The Superbowl, David Hume and Global Warming

Why were the Patriots so heavily favored to win the Superbowl? Of course, they're a very good team, but let me suggest that part of the answer was an inductive fallacy. The Patriots came into the game undefeated. However, they won some of their games---including their playoff games and their final regular-season game against the Giants---by small margins. Had a few balls bounced differently, they might not have been undefeated; indeed, they might not even have been in the Superbowl.

Nonetheless, bettors and pundits looked at the 18-0 record and thought that it was almost a law of nature that, even if the score was going to be close, the Patriots would win. Why? Because that's how it worked out in all of their previous games this season. And there you have the inductive fallacy. As the great Scottish philosopher (and more) David Hume explained in the 18th century, the past never predicts the future, except if one assumes that the future will continue to be like the past, and there is no basis for that assumption other than the assumption itself (i.e., the past has predicted the future in the past).

Hume was not, however, a nihilist. In many ways, he was the father of modern science. And so the rational response to the problem of induction is to look for patterns and explanations that explain why the past has been the way it has, and then ask whether those patterns continue. To be sure, this answer depends on notions of causality that Hume also critiqued, but practical-minded people can take a more practical lesson from Hume: You need a reason to think that the future will be like the past. In the case of the New England Patriots, it's fair to say that the reason they won so many of their close games was some combination of toughness under pressure and luck. Given that the Giants, of late, had also shown toughness under pressure, good empiricists should have expected that the game had a decent chance of going either way, i.e., that luck would determine the outcome. As indeed it did. Had Eli Manning---not generally known for his scrambling skills---not somehow slipped away from that near-certain sack, the Patriots probably would have won the game.

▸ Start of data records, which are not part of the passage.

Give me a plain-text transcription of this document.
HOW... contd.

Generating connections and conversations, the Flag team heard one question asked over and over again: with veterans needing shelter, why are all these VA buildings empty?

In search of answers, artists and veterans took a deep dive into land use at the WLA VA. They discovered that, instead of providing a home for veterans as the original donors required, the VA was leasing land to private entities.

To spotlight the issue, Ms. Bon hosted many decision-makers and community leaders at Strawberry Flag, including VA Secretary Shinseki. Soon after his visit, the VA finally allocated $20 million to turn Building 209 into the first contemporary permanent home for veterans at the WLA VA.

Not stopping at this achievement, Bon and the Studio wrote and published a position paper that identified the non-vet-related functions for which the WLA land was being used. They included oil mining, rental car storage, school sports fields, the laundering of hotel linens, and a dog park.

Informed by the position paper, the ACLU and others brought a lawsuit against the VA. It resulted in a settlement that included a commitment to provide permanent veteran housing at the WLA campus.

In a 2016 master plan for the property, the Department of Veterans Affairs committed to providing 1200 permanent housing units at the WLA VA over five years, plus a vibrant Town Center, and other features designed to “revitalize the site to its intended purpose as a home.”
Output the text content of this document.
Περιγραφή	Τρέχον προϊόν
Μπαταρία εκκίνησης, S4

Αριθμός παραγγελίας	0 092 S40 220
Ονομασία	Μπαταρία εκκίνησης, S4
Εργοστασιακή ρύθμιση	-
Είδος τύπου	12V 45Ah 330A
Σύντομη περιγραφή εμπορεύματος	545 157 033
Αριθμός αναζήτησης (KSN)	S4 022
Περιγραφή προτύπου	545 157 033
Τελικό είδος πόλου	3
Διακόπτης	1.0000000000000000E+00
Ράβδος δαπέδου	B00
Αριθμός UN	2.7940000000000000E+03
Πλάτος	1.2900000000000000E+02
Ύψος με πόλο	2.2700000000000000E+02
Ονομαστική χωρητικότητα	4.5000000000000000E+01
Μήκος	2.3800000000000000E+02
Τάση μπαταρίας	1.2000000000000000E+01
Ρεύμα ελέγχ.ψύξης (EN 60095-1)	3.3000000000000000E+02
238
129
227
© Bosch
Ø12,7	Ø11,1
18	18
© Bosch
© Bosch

Inductive fallacies are most dangerous when applied to non-linear phenomena. Part of what has thus far made many Americans resistant to calls for serious efforts to curb greenhouse gases, I suspect, is the apparent evidence of their senses. We've been pouring CO2 into the atmosphere for decades and yet they don't see that much change. And that's because global warming depends on feedback loops that reach tipping points. E.g., Siberian permafrost melts, releasing greenhouse gases and reducing reflectivity, thus increasing heat absorption, leading to higher temperatures, leading to more permafrost melting, and so on. The phenomenon starts out slowly, and no one pays much attention until the effects are dramatic, by which point it's too late.

Jared Diamond's book Collapse provides numerous historical examples of whole societies not noticing how they're destroying their natural environment until the present dramatically stops being like the past. By that point, it's typically too late to change.

Is it a hopeful sign or utterly pathetic that as his prize for winning the Superbowl MVP, Eli Manning received a gigantic Cadillac SUV that happens to be a hybrid?